The visionary director added that because of “all of these different collaborators” who came together to work on the project helped “merge the gap between African and African American. To me that is what is meant to be praised. Going straight to the core of the music and putting life into musicians who are a part of the album that you wouldn’t see on TV, on Disney in a regular circumstance. That is a representation of Africa; the pulse of Africa. That is what we should applaud and praise and represent. With all of us, a piece of everyone comes with us.”
Even with its critics, the visually stunning shots and positive messages throughout Black Is King are impossible to ignore, especially the film’s break out video for “Brown Skin Girl.” Directed by Jenn Nkiru, the only female director aside from Bey to have worked on the project, the spectacular video features the epitome of Black girl magic with the likes of Tina Knowles, Blue and Rumi Carter, Naomi Campbell, Adut Akech, Lupita Nyong’o, Aweng Ade-Chuol and Kelly Rowland all making appearances.
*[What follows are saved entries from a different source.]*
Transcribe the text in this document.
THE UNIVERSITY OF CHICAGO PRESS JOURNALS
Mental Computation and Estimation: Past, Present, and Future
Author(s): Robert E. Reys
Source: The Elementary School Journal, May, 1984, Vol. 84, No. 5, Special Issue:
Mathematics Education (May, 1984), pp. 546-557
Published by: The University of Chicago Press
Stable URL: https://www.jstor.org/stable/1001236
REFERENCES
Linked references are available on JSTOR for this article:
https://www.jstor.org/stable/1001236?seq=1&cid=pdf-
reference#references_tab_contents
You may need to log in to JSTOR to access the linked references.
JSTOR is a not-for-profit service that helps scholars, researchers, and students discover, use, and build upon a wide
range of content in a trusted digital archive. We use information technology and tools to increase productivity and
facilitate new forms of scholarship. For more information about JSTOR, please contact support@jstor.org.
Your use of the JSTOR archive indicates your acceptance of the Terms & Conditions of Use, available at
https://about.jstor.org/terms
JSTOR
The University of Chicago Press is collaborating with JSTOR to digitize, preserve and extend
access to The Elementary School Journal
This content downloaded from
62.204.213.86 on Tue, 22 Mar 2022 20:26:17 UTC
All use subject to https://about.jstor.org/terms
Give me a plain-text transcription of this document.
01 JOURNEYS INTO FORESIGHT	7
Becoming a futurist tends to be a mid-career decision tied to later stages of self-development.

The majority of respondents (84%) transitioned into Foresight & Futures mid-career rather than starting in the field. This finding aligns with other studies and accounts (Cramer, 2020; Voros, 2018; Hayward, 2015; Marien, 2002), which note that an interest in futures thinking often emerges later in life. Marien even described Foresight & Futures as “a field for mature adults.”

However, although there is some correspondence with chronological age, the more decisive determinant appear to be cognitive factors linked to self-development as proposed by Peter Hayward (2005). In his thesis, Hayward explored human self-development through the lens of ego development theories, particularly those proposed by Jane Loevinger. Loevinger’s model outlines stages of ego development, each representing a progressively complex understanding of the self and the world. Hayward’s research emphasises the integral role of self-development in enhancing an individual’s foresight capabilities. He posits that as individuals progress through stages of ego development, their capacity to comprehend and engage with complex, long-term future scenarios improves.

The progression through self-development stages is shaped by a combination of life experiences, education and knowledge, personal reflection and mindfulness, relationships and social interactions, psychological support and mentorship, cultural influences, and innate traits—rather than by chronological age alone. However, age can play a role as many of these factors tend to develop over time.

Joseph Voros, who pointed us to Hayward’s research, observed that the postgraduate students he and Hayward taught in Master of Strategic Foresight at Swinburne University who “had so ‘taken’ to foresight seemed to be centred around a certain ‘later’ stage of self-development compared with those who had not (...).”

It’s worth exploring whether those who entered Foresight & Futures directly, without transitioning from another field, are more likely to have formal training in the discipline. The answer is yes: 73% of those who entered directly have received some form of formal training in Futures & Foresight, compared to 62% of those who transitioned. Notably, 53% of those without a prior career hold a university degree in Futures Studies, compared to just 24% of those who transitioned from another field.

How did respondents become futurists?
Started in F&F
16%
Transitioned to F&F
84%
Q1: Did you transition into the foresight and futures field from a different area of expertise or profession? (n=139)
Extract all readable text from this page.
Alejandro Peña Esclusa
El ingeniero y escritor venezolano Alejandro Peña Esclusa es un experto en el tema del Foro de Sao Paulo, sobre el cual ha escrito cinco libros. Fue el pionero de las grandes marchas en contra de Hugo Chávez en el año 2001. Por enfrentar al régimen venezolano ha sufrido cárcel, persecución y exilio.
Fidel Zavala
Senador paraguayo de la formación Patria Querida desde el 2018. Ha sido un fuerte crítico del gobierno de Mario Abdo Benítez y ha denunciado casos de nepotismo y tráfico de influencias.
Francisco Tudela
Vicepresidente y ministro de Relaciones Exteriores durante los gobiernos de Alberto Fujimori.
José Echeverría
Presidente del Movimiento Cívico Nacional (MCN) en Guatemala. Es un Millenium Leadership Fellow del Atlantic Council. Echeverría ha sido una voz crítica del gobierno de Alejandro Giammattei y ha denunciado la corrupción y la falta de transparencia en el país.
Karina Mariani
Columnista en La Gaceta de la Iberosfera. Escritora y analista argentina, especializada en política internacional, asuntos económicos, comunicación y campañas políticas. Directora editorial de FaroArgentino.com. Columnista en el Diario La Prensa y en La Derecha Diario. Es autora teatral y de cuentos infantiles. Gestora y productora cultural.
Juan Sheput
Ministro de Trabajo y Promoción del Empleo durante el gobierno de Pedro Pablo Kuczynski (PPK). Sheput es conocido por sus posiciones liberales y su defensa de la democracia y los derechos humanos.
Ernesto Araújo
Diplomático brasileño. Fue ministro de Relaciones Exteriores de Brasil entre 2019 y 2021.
“Beyoncé wanted to make sure everyone she mentioned was involved for the filming of ‘Brown Skin Girl,’” Fordjour said of that video. “She wanted to make sure that even beyond the people that she mentioned that there was a diverse group of women represented. She wanted to make sure that women of different skin tones were able to see themselves.”
“I’m not going to say it was the crescendo, but when you feel it and when you see that representation, there’s a strong kind of fire within you that says, ‘Yes that’s it. That’s what I’m talking about.’ That’s the reaction we wanted people to feel.”
Black Is King had many fans across social media extra thankful to Beyoncé for creating a visual album that portrayed Black excellence during these difficult times, even if some of it was a fantasy.
“We all don’t come from kings and queens,” Fordjour admitted, adding, “We have a core and magic that comes from our ancestors that made the way for us and that we constantly stand on. That’s what I want children to learn and understand from this film, I want them to tap into the culture and history of their self. That’s where your power lies.”